President Joe Biden delivered a speech yesterday in response to the Uvalde school shooting that can be summed up in one sentence: “I don’t trust you.”
There are at least 20 million so-called “assault rifles” in the US, and in proposing to ban these weapons, Biden and his supporters are purporting that the very presence of guns causes people to be violent — that in the absence of laws making it illegal for us to kill each other, we will all inevitably become mass shooters. An assault weapons ban and increased background checks are the only things, they say, capable of stopping us from becoming one of the demented gunmen who inflict tragedy and evil on our world.
Biden’s rhetoric is demeaning and offensive, a slap in the face to responsible gun owners, who are the only ones these laws will affect.
“We must at least raise the age to be able to purchase [a rifle] to twenty-one,” he said during his speech. “For the children we’ve lost, the children we can save, for the nation we love, let’s hear the call and the cry. Let’s meet the moment. Let us finally do something.”
The “us” he is asking to “do something” constitutes the millions of law-abiding gun owners who use their firearms responsibly. And the “something” he is asking us to do is to lay our loaded weapons on the bed and willingly handcuff ourselves to a radiator while an armed robber storms our house, because an armed robber stormed our house yesterday.
There are more guns (an estimated 393 million) than people in the US. Under Biden’s guns-breed-violence “logic,” this would mean rampant gun crime everywhere you turn. I recall speaking to a British man at the Shooting Hunting Outdoors Tradeshow a few years ago. It was his first trip to the US, and he expressed to me how surprisingly safe he felt. He had been under the impression that he’d be witness to blatant violence in the streets and was relieved to find that wasn’t the case.
Another European I met recently asked if it would be safe to walk the streets here. “Will I be shot?” he asked nervously. Though a little amusing, these perceptions represent a serious indoctrination effort that’s been successful in the UK and elsewhere and is a creed the Democrats are intent on bolstering in America.

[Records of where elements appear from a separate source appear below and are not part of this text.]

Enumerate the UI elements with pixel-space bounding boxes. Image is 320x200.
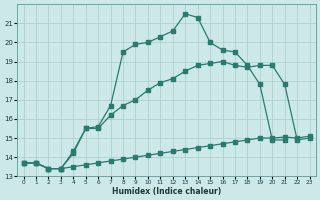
- X-axis label: Humidex (Indice chaleur): Humidex (Indice chaleur): [112, 187, 221, 196]
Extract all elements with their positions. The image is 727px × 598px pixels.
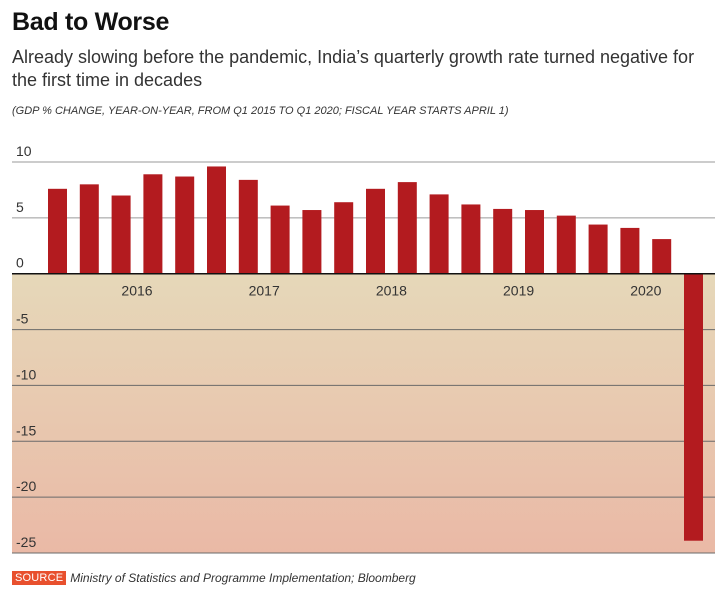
x-tick-label: 2020 xyxy=(630,283,661,299)
bar xyxy=(652,239,672,274)
y-tick-label: -20 xyxy=(16,478,36,494)
bar xyxy=(302,210,322,274)
y-tick-label: -15 xyxy=(16,422,36,438)
x-tick-label: 2016 xyxy=(121,283,152,299)
bar xyxy=(684,273,703,541)
y-tick-label: -10 xyxy=(16,366,36,382)
y-tick-label: -25 xyxy=(16,534,36,550)
year-labels: 2016 2017 2018 2019 2020 xyxy=(121,283,661,299)
y-tick-labels: 10 5 0 -5 -10 -15 -20 -25 xyxy=(16,143,36,550)
bar xyxy=(620,227,640,274)
x-tick-label: 2018 xyxy=(376,283,407,299)
bar xyxy=(461,204,481,274)
bar xyxy=(175,176,195,274)
bar xyxy=(143,174,163,274)
bar xyxy=(588,224,608,274)
bars xyxy=(48,166,703,541)
bar xyxy=(238,179,258,274)
bar xyxy=(429,194,449,274)
negative-region-band xyxy=(12,273,715,553)
bar xyxy=(366,188,385,274)
x-tick-label: 2019 xyxy=(503,283,534,299)
y-tick-label: 0 xyxy=(16,255,24,271)
x-tick-label: 2017 xyxy=(249,283,280,299)
bar xyxy=(493,208,513,274)
chart-title: Bad to Worse xyxy=(12,8,170,36)
source-text: Ministry of Statistics and Programme Imp… xyxy=(70,571,416,585)
chart-subtitle: Already slowing before the pandemic, Ind… xyxy=(12,47,695,90)
y-tick-label: -5 xyxy=(16,311,29,327)
gridlines xyxy=(12,161,715,554)
source-line: SOURCE Ministry of Statistics and Progra… xyxy=(12,571,416,585)
y-tick-label: 5 xyxy=(16,199,24,215)
y-tick-label: 10 xyxy=(16,143,32,159)
bar xyxy=(270,205,290,274)
bar xyxy=(48,188,67,274)
bar xyxy=(397,182,417,274)
bar xyxy=(207,166,226,274)
bar xyxy=(111,195,131,274)
bar xyxy=(79,184,99,274)
bar xyxy=(525,210,544,274)
source-tag: SOURCE xyxy=(12,571,67,585)
bar xyxy=(334,202,354,274)
chart-note: (GDP % CHANGE, YEAR-ON-YEAR, FROM Q1 201… xyxy=(12,105,509,117)
bar xyxy=(556,215,576,274)
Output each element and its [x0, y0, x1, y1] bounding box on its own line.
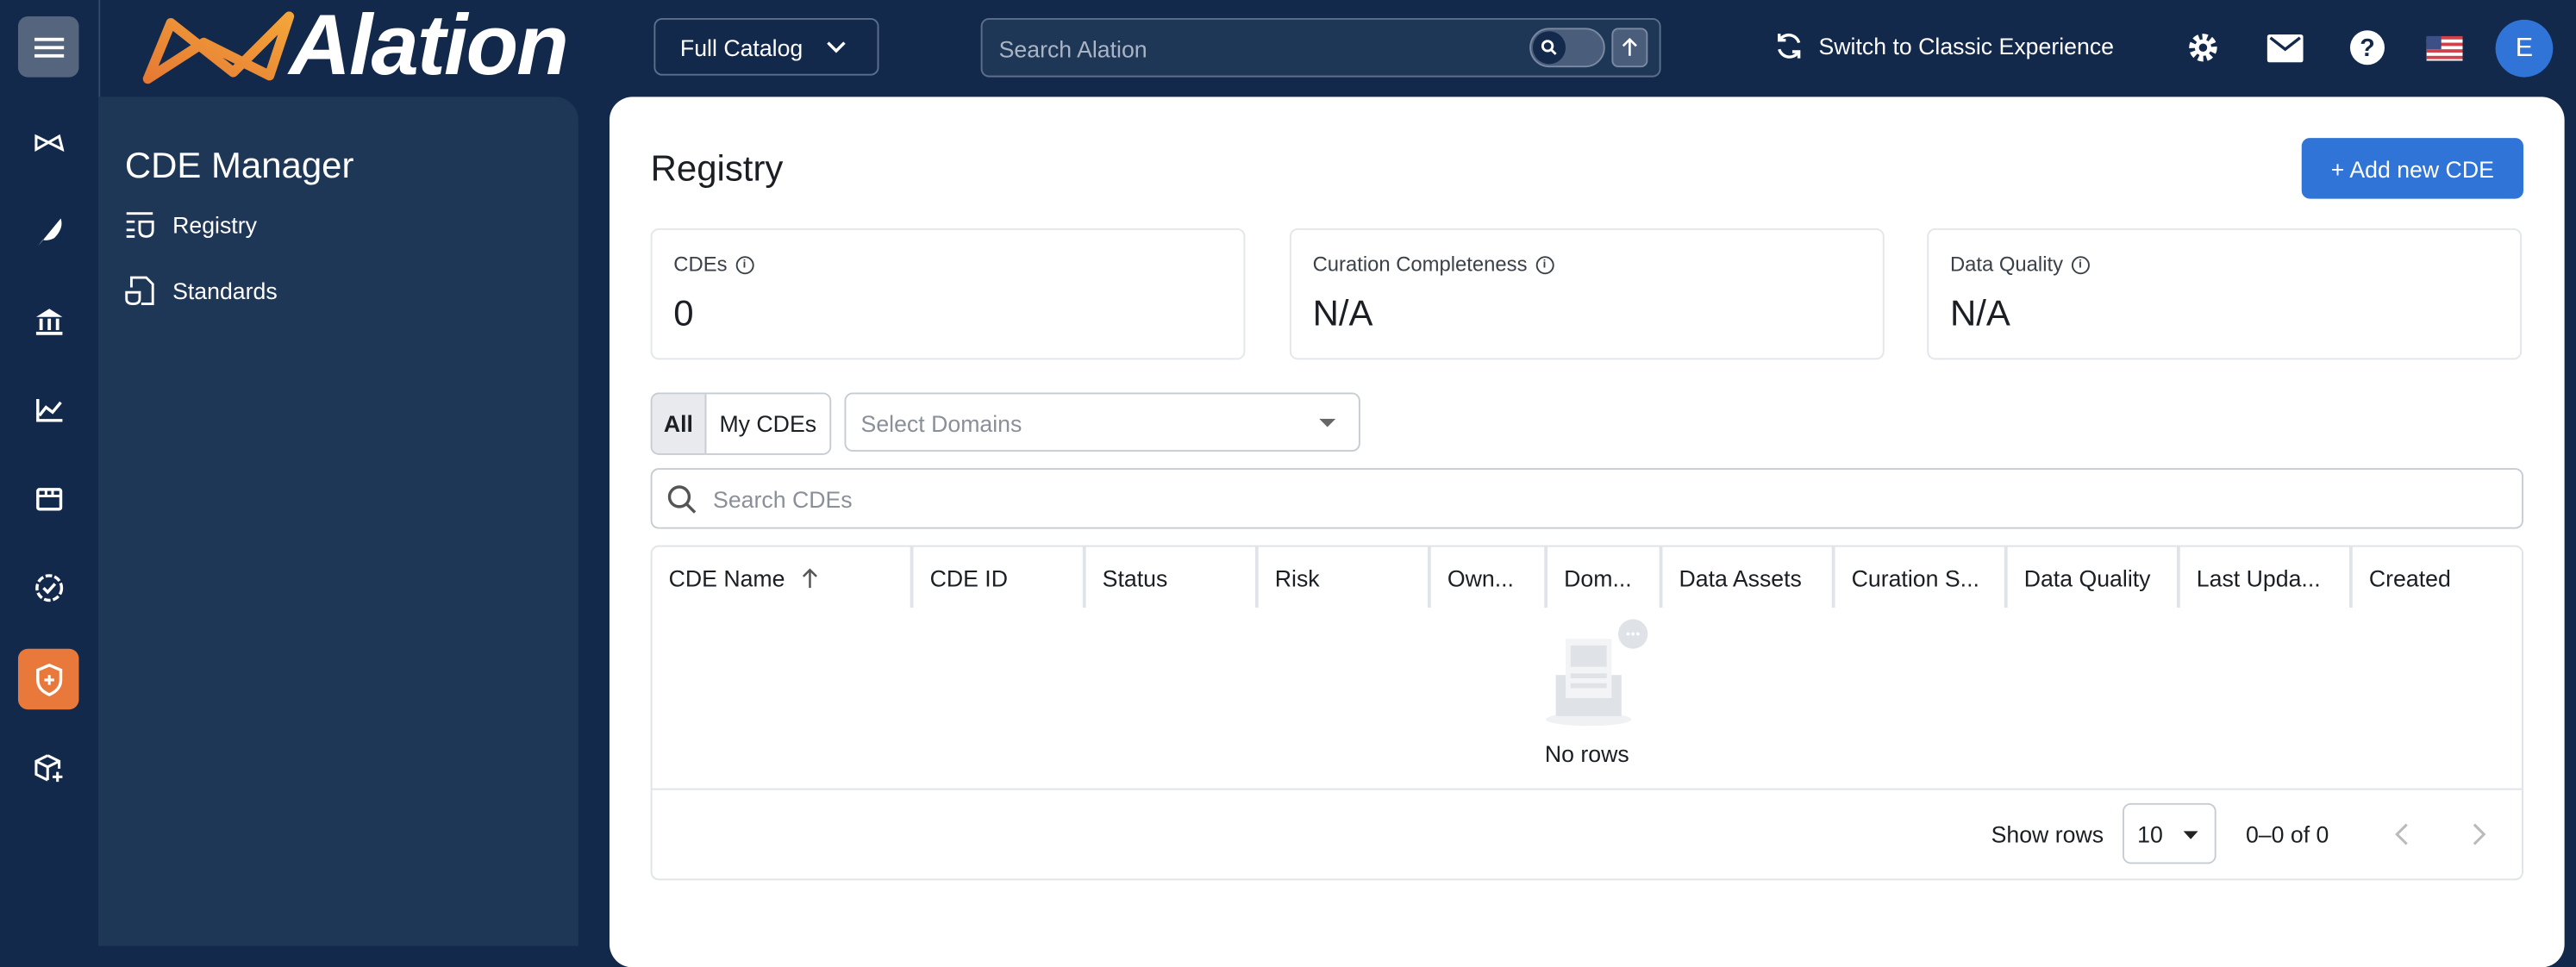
- arrow-up-icon: [1622, 37, 1637, 56]
- filter-all[interactable]: All: [652, 394, 707, 453]
- add-cde-button[interactable]: + Add new CDE: [2301, 138, 2524, 199]
- column-header-created[interactable]: Created: [2349, 546, 2522, 608]
- store-icon: [35, 487, 62, 510]
- rail-data-products[interactable]: [18, 738, 79, 799]
- search-icon: [667, 485, 697, 514]
- cde-filter-toggle: All My CDEs: [650, 392, 832, 455]
- cde-table: CDE Name CDE ID Status Risk Own... Dom..…: [650, 545, 2524, 881]
- help-icon: ?: [2349, 30, 2385, 66]
- cde-sidebar: CDE Manager Registry Standards: [98, 97, 578, 946]
- column-header-status[interactable]: Status: [1082, 546, 1255, 608]
- chevron-left-icon[interactable]: [2395, 823, 2408, 846]
- refresh-icon: [1778, 33, 1801, 59]
- stat-card-curation: Curation Completeness i N/A: [1289, 228, 1885, 360]
- switch-classic-button[interactable]: Switch to Classic Experience: [1774, 31, 2114, 60]
- info-icon[interactable]: i: [2071, 255, 2090, 274]
- chevron-right-icon[interactable]: [2473, 823, 2486, 846]
- search-icon: [1541, 40, 1557, 55]
- settings-button[interactable]: [2184, 28, 2223, 67]
- bank-icon: [34, 308, 62, 334]
- rail-compose[interactable]: [18, 200, 79, 261]
- badge-check-icon: [34, 573, 63, 602]
- empty-inbox-icon: [1546, 619, 1648, 727]
- search-cdes-input[interactable]: Search CDEs: [650, 468, 2524, 529]
- column-header-owners[interactable]: Own...: [1427, 546, 1544, 608]
- rail-analytics[interactable]: [18, 379, 79, 440]
- column-header-curation-status[interactable]: Curation S...: [1831, 546, 2004, 608]
- sidebar-item-standards[interactable]: Standards: [125, 274, 278, 305]
- column-header-risk[interactable]: Risk: [1254, 546, 1428, 608]
- sidebar-title: CDE Manager: [124, 144, 354, 186]
- search-submit-button[interactable]: [1611, 28, 1648, 68]
- column-header-cde-name[interactable]: CDE Name: [653, 547, 910, 608]
- column-header-data-quality[interactable]: Data Quality: [2004, 546, 2177, 608]
- menu-button[interactable]: [17, 16, 79, 78]
- sort-ascending-icon[interactable]: [802, 567, 818, 588]
- help-button[interactable]: ?: [2348, 28, 2387, 67]
- info-icon[interactable]: i: [735, 255, 754, 274]
- column-header-domains[interactable]: Dom...: [1544, 546, 1659, 608]
- registry-icon: [126, 212, 154, 238]
- alation-logo[interactable]: Alation: [138, 0, 569, 97]
- table-footer: Show rows 10 0–0 of 0: [652, 788, 2523, 864]
- column-header-data-assets[interactable]: Data Assets: [1659, 546, 1832, 608]
- user-avatar[interactable]: E: [2495, 19, 2554, 78]
- domains-select[interactable]: Select Domains: [844, 392, 1360, 452]
- global-search-input[interactable]: Search Alation: [980, 17, 1661, 78]
- column-header-cde-id[interactable]: CDE ID: [910, 546, 1083, 608]
- column-header-last-updated[interactable]: Last Upda...: [2176, 546, 2349, 608]
- main-panel: Registry + Add new CDE CDEs i 0 Curation C…: [609, 97, 2565, 967]
- stat-card-quality: Data Quality i N/A: [1927, 228, 2523, 360]
- caret-down-icon: [2183, 831, 2198, 839]
- nav-rail: [0, 0, 101, 946]
- filter-my-cdes[interactable]: My CDEs: [719, 410, 817, 437]
- info-icon[interactable]: i: [1535, 255, 1554, 274]
- sidebar-item-registry[interactable]: Registry: [125, 212, 257, 238]
- feather-icon: [36, 217, 61, 246]
- svg-text:?: ?: [2360, 34, 2374, 62]
- standards-document-icon: [125, 276, 154, 305]
- shield-icon: [35, 662, 62, 696]
- gear-icon: [2189, 34, 2217, 62]
- cube-plus-icon: [34, 753, 62, 782]
- chevron-down-icon: [826, 41, 846, 53]
- catalog-dropdown[interactable]: Full Catalog: [653, 17, 879, 76]
- us-flag-icon: [2426, 34, 2463, 60]
- chart-icon: [35, 398, 62, 421]
- rail-home[interactable]: [18, 112, 79, 173]
- rail-cde-manager[interactable]: [17, 648, 79, 710]
- caret-down-icon: [1319, 418, 1336, 427]
- search-mode-toggle[interactable]: [1529, 28, 1605, 68]
- empty-state-text: No rows: [1544, 740, 1629, 767]
- language-button[interactable]: [2425, 28, 2465, 67]
- rows-per-page-select[interactable]: 10: [2123, 802, 2216, 864]
- stat-card-cdes: CDEs i 0: [650, 228, 1246, 360]
- mail-icon: [2267, 34, 2304, 62]
- rail-governance[interactable]: [18, 557, 79, 618]
- rail-marketplace[interactable]: [18, 468, 79, 529]
- page-title: Registry: [650, 147, 784, 190]
- inbox-button[interactable]: [2266, 28, 2305, 67]
- alation-home-icon: [34, 133, 64, 152]
- pagination-range: 0–0 of 0: [2245, 820, 2329, 848]
- logo-mark-icon: [142, 11, 295, 84]
- rail-catalog[interactable]: [18, 290, 79, 352]
- hamburger-icon: [34, 36, 64, 57]
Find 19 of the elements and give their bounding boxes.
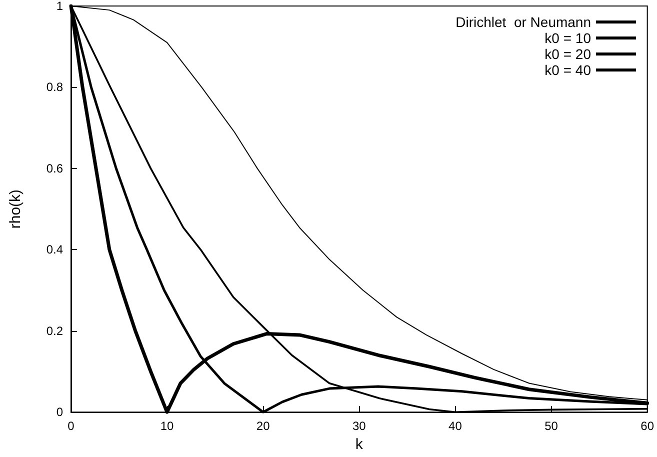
x-tick-label: 40 xyxy=(448,419,462,434)
y-tick-label: 0.6 xyxy=(46,161,64,176)
x-tick-label: 10 xyxy=(160,419,174,434)
y-axis-title: rho(k) xyxy=(7,189,24,229)
y-tick-label: 0.2 xyxy=(46,324,64,338)
x-tick-label: 30 xyxy=(352,419,366,434)
x-tick-label: 50 xyxy=(544,419,558,434)
y-tick-label: 0 xyxy=(56,405,64,420)
legend-label: k0 = 10 xyxy=(544,30,592,46)
x-tick-label: 0 xyxy=(68,419,75,434)
y-tick-label: 0.4 xyxy=(46,242,64,257)
legend-label: Dirichlet or Neumann xyxy=(456,14,591,30)
x-tick-label: 60 xyxy=(640,419,654,434)
y-tick-label: 0.8 xyxy=(46,80,64,94)
x-axis-title: k xyxy=(355,436,364,453)
legend-label: k0 = 40 xyxy=(544,62,592,78)
x-tick-label: 20 xyxy=(256,419,270,434)
legend-label: k0 = 20 xyxy=(544,46,592,62)
y-tick-label: 1 xyxy=(56,0,64,13)
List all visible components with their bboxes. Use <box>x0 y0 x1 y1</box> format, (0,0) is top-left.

Biden’s problem is, of course, that Americans are generally very trustworthy, even without laws controlling our behavior. “About 92 percent of violent crimes in America do not involve firearms,” crime prevention researcher John Lott found. According to recent FBI data, fists and feet kill more people than any kind of rifle. If America were the murderous place the media purports it to be, you’d think those two million illegal immigrants would be headed back the other way, rather than risking their lives to come here.
The vast majority of people who own guns buy them for self-defense and know how to handle and store them. They don’t like to be told, “You’re not allowed to own that firearm anymore, because you might do something bad with it someday.” Actually, more than simply not being a violent threat, many of these gun owners actively prevent crime, to the point that the FBI itself acknowledged in 2018 that the “selfless actions” of armed citizens “likely saved many lives” and that “the enhanced threat posed by active shooters and the swiftness with which active shooter incidents unfold support the importance of preparation by law enforcement officers and citizens alike.”
Gun sales have surged in the past few years. In 2020, Americans bought a record 22.8 million guns; in 2021, they purchased 19.9 million more. Has violent gun crime surged, too, in a corresponding fashion? No.
A Guardian article reported in 2021:
Through July of last year, there was no clear association between the increase in firearm purchases and the increase in most interpersonal gun violence at the state level, according to a new study published in Injury Epidemiology, a peer-reviewed scientific journal.
Rather than pointing the finger at guns, the study’s author told the Guardian, “We need to be looking at other factors, like job loss, economic change, the closure of schools and community organizations and nonprofits, and civil unrest.”
What’s more, as government trusts its citizens more, they are more inclined to take responsibility for themselves. Constitutional Carry is the concept that law-abiding citizens shouldn’t have to ask the government for permission (apply for a permit) before exercising their Second Amendment rights. When Constitutional Carry took effect in Texas, the demand for firearms training classes skyrocketed. When West Virginia said it trusted its residents to carry a gun without a permission slip, the state’s violent crime rate dropped. In fact, the top three safest states in America require no permit for the law-abiding to carry a firearm. Constitutional Carry legislation has been a winning policy gaining huge traction in recent years: half of the United States have enacted these types of laws.
We shouldn’t need all these facts and figures to prove that guns are not what cause violence, any more than access to matches turns someone into an arson. As gunslinger Alan Ladd says in Shane, “A gun is a tool, no better or no worse than any other tool: an ax, a shovel or anything. A gun is as good or as bad as the man using it.”
Judging from Biden’s massive gun control policy wish list, he thinks every American is bad.